Alberto también tenía amigos en el otro bando pero se fue alejando de ellos cuando su papel en el sindicato se hizo más importante. De hecho, en momentos en los que estuvo a punto de pasar a militar en la Federación Ibérica de Grupos Anarquistas, otro fracaso libertario de la acción directa inspirada en la leyenda con aires de Robin Hood del pistolero Buenaventura Durruti, cuyo hermano era falangista y también murió por exceso de plomo.
Alberto se hizo con una vieja y destartalada pistola de pequeño calibre, una FN M1900 Browning de 7,65 mm, conocida como Mataduques de forma coloquial porque dos de ellas se usaron, cuenta la leyenda, para ejecutar a la familia Romanov. Pero con todo, el anarquista la empleó sólo para hacerle unas cachas nuevas de madera con más ganas que maña. Al final se la mangó su primo con más praxis que teoría.
Pero situemos a Alberto, con casa familiar en la calle Baleares y una alcoba en ella que tenía las mismas medidas que el hueco de un ascensor pequeño, o recogías la cama o no abrías la puerta. El inconveniente de nacer el último.

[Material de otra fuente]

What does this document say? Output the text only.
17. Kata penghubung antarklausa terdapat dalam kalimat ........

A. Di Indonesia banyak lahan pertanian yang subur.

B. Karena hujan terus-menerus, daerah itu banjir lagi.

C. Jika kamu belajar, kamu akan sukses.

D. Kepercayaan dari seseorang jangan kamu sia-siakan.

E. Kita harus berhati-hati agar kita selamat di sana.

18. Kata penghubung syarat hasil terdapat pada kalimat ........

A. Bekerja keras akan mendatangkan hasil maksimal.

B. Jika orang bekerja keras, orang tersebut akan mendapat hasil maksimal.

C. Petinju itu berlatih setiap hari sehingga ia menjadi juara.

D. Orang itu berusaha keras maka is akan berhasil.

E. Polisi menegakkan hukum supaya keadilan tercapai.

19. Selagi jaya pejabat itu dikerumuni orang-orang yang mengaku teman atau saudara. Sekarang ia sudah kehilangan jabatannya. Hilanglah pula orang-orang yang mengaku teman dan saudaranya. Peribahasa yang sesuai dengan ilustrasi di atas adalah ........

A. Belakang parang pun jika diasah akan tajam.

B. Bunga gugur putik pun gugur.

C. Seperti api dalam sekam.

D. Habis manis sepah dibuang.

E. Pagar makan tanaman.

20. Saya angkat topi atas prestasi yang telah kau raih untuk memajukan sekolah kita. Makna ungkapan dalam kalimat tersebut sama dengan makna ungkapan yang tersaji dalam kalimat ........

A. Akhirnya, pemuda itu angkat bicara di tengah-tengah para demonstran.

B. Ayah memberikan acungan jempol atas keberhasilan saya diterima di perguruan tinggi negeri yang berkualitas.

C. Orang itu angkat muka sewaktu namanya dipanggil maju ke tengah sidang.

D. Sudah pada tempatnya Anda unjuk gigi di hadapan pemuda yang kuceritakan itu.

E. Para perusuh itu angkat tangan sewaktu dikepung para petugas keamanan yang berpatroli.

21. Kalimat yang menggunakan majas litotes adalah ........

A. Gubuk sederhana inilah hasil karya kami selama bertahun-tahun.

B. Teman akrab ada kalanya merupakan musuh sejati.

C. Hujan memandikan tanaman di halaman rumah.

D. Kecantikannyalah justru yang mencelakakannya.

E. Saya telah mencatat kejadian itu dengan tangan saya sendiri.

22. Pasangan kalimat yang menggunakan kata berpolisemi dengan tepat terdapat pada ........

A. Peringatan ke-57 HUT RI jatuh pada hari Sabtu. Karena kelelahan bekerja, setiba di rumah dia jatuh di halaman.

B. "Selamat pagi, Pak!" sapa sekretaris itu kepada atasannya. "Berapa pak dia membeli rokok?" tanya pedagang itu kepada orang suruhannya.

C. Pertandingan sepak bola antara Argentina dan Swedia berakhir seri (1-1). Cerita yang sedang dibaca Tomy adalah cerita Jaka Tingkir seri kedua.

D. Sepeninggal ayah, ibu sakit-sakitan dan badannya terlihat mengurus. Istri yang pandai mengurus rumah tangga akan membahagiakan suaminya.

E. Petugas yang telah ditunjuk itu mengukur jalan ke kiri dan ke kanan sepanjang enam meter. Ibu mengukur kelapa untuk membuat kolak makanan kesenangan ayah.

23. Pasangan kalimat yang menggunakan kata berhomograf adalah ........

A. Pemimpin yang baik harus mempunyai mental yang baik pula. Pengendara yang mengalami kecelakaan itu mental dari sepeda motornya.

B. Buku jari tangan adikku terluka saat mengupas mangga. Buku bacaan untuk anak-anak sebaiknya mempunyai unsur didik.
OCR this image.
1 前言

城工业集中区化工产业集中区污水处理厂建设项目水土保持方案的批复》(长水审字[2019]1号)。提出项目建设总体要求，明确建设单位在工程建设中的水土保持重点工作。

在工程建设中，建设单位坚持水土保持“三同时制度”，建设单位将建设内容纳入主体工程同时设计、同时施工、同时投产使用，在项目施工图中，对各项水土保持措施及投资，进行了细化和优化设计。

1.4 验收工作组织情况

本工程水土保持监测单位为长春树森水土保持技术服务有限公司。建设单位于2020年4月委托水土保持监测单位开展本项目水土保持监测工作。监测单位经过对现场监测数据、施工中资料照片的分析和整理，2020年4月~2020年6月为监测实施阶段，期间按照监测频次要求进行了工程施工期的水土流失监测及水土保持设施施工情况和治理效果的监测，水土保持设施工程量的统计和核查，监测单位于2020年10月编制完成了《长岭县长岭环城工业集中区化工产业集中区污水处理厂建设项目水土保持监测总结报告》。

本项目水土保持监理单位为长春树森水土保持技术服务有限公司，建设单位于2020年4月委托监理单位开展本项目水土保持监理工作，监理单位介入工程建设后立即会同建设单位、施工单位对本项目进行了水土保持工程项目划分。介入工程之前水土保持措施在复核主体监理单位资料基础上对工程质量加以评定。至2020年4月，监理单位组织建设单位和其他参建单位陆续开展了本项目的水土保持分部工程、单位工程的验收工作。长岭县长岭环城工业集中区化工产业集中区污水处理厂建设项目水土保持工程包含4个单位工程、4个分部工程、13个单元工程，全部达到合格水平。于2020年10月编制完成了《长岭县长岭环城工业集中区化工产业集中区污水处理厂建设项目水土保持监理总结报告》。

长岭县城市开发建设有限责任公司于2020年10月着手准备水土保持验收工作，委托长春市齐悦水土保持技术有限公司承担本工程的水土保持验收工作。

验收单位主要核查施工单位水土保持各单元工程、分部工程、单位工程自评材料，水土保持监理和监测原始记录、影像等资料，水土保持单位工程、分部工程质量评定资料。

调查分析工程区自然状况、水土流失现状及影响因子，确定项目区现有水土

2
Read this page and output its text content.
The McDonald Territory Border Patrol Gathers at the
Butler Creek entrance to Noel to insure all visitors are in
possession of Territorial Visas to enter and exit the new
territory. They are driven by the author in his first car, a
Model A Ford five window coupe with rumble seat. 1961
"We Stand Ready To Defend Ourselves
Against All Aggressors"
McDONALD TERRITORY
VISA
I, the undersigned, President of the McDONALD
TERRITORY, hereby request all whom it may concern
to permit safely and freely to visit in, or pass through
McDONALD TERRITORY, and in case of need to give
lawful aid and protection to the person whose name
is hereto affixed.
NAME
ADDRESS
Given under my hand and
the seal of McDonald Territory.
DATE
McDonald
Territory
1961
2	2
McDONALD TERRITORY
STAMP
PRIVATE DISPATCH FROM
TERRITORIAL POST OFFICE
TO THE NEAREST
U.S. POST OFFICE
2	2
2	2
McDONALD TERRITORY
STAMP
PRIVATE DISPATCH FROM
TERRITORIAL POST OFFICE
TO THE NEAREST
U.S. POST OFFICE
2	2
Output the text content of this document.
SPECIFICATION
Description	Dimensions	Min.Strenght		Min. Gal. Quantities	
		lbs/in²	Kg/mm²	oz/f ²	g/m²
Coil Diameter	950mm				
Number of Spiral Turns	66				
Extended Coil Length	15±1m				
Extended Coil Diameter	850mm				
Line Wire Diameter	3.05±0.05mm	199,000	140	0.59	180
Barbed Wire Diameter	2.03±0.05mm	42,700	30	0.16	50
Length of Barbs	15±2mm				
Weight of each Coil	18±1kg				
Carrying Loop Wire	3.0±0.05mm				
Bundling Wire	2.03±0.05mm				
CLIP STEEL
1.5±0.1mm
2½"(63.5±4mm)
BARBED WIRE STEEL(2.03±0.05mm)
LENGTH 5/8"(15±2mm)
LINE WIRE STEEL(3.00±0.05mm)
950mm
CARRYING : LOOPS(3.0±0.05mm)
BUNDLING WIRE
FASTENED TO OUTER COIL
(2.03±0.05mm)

Amparo había enseñado al ave, con la paciencia que dan las ganas de incordiar a la concurrencia zurda , a gritar : ¡viva el rey!
Para algunas visitas que llegaban a mediodía, la sobremesa, su casa era un cromo multicolor. Su madre, Amparo, aficionada al cine y educada en un colegio de monjas veía comer a su marido e hijos sentada en el sofá y en ocasiones fumando cigarritos de la risa. En la mesa compartían mantel Alberto, el anarquista; el padre, un viejo republicano de los de Azaña; el hermano del PCE, Jorge, con casa propia en el Barrio de las Letras, que trabajada en la emisión de música clásica de Radio Nacional, con una opción preferencial por su propio sexo; la niña de la familia, pareja del «Bolita», también en la mesa, un poco agraciado miembro del FRAP con más apetito que ideología, de militancia más verbal que en hechos. Y sobre la algarabía de la comida se escuchaba la voz aguda y peculiar del periquito a quien Amparo, la madre de nuestro hombre y de la mayoría de los comensales, valenciana ella, había enseñado al ave con la paciencia que dan las ganas de incordiar, a decir con claridad: ¡viva el rey! Y el buen pájaro lo chillaba a todas horas con gran fastidio de la concurrencia que tenía pensamientos asesinos para el bicho sólo frustrados por la autoridad de la madre.